Former Mayor Thompson
Former Mayor Thompson

MONTICELLO – The Village of Monticello in Sullivan County is currently embroiled in debate over whether Allan Thompson, a former mayor of Spring Valley and 2013 mayoral candidate, should be allowed on as the village manager, a position which will net him $78,000 annually.

The decision is not without its share of controversey. Before Monticello Mayor Gordon Jenkins can hire Thompson, a Spring Valley resident, he must first pass a new law allowing the appointment of managers who do not live in Sullivan County.

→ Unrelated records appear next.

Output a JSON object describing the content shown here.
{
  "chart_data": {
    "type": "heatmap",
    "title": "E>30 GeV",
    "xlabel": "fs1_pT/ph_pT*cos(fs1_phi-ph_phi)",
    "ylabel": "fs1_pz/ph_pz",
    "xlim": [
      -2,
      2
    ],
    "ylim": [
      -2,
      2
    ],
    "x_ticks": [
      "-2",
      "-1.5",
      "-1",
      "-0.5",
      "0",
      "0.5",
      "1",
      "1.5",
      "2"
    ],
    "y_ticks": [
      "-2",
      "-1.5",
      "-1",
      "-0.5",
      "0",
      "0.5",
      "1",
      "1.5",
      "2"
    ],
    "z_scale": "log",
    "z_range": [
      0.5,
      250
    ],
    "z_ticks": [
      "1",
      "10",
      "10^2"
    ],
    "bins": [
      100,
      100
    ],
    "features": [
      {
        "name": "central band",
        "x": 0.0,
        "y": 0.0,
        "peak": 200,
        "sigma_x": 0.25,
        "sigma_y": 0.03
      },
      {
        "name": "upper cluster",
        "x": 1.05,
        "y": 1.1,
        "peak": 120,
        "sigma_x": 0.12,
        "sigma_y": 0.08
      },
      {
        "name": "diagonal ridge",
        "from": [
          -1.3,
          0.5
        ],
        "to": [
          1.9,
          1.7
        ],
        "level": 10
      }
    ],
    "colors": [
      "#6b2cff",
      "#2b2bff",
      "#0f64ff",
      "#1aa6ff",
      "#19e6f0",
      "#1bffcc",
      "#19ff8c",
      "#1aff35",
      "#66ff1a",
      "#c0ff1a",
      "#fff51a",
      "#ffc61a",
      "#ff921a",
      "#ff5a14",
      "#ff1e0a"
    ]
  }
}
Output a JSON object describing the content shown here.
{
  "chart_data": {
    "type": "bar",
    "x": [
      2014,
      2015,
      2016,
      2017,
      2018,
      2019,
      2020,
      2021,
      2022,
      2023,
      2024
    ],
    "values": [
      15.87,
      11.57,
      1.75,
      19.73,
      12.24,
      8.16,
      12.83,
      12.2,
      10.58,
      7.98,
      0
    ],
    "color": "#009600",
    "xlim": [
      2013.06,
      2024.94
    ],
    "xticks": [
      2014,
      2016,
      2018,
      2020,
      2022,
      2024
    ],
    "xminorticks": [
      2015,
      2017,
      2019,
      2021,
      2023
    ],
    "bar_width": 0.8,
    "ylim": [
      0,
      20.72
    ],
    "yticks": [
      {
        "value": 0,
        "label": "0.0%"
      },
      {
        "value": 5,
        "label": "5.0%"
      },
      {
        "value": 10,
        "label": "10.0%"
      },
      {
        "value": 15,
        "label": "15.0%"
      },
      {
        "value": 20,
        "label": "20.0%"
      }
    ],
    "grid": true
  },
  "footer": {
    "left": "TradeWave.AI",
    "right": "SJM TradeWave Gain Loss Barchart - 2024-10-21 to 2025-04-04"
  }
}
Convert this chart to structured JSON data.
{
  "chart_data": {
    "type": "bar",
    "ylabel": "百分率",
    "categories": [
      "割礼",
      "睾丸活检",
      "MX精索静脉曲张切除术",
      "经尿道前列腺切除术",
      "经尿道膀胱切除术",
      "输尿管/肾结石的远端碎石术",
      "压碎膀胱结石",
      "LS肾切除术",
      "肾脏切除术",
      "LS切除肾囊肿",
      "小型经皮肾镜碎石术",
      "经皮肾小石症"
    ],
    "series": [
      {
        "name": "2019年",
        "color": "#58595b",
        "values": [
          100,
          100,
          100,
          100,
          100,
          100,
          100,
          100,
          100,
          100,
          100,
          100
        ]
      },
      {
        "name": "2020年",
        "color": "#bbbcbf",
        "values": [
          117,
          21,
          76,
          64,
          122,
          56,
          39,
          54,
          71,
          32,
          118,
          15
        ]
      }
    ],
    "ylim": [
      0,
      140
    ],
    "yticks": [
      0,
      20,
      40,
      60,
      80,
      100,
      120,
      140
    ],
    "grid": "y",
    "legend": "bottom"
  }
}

Even if Jenkins does not succeed, Thompson might be paid regardless. A measure passed on March 14 by an outgoing, Jenkins-led board approved a two-year contract with Thompson, guaranteeing payment even if he is fired.

Jenkins will attempt to push the appointment law through after a public hearing on April 3, a few days after incumbent trustees and Jenkins opponents Doug Solomon and Jill Weyer begin their terms. Speaking to the Rockland County Times, Jenkins defended the appointment and maintained the push to prevent his appointment was an obstructive political maneuver.

“Sometimes it appears to me that they just want a puppet to do what certain members of the board want them to do,” Jenkins said.

The movement against the appointment reflects less on Thompson and more on growing voter frustration with Jenkins’ troubled tenure as mayor. Solomon and Weyer, who ran on a platform highly critical of Jenkins, easily defeated Rochelle Massey and Oswald Allen, who ran on Jenkins’ affiliated G-man line.

Jenkins’ opponents, who now hold a majority on the board, are waging a legal battle as well. Solomon, Weyer, and Trustee Carmen Rue filed suit on March 24 to stop the public hearing and subequent hiring. A decision on whether or not the public hearing will commence is expected on Friday.

Rue explained in a press release sent out shortly after the March 14 contract discussion, that the hiring process was largely devoid of board involvement. She claimed the decision to hire Thompson reflected a desire for Jenkins and Massey, who is also Jenkins’ girlfriend, to stave off investigations into their own fiscal mismanagement of the village.

“This hiring process stinks of corruption,” Rue stateed. “Jenkins and Massey are desperate to hold onto control of the public’s finances and the flow of information at Village Hall. They have spent many thousands of dollars on private attorneys to pay their own criminal defense bills. Many thousands of taxpayer dollars are missing and can not be accounted for, according to the NYS Comptroller’s Office.”

Jenkins has seen no shortage of controversey since he took office. Aside from allegations of fiscal mismanagement, he was caught on a police station tape throwing a wall clock and threatening police officers with reprisal while in custody for a drunk driving charge in 2013. He also was caught on the tape hurling racial slurs for whites toward the police officers.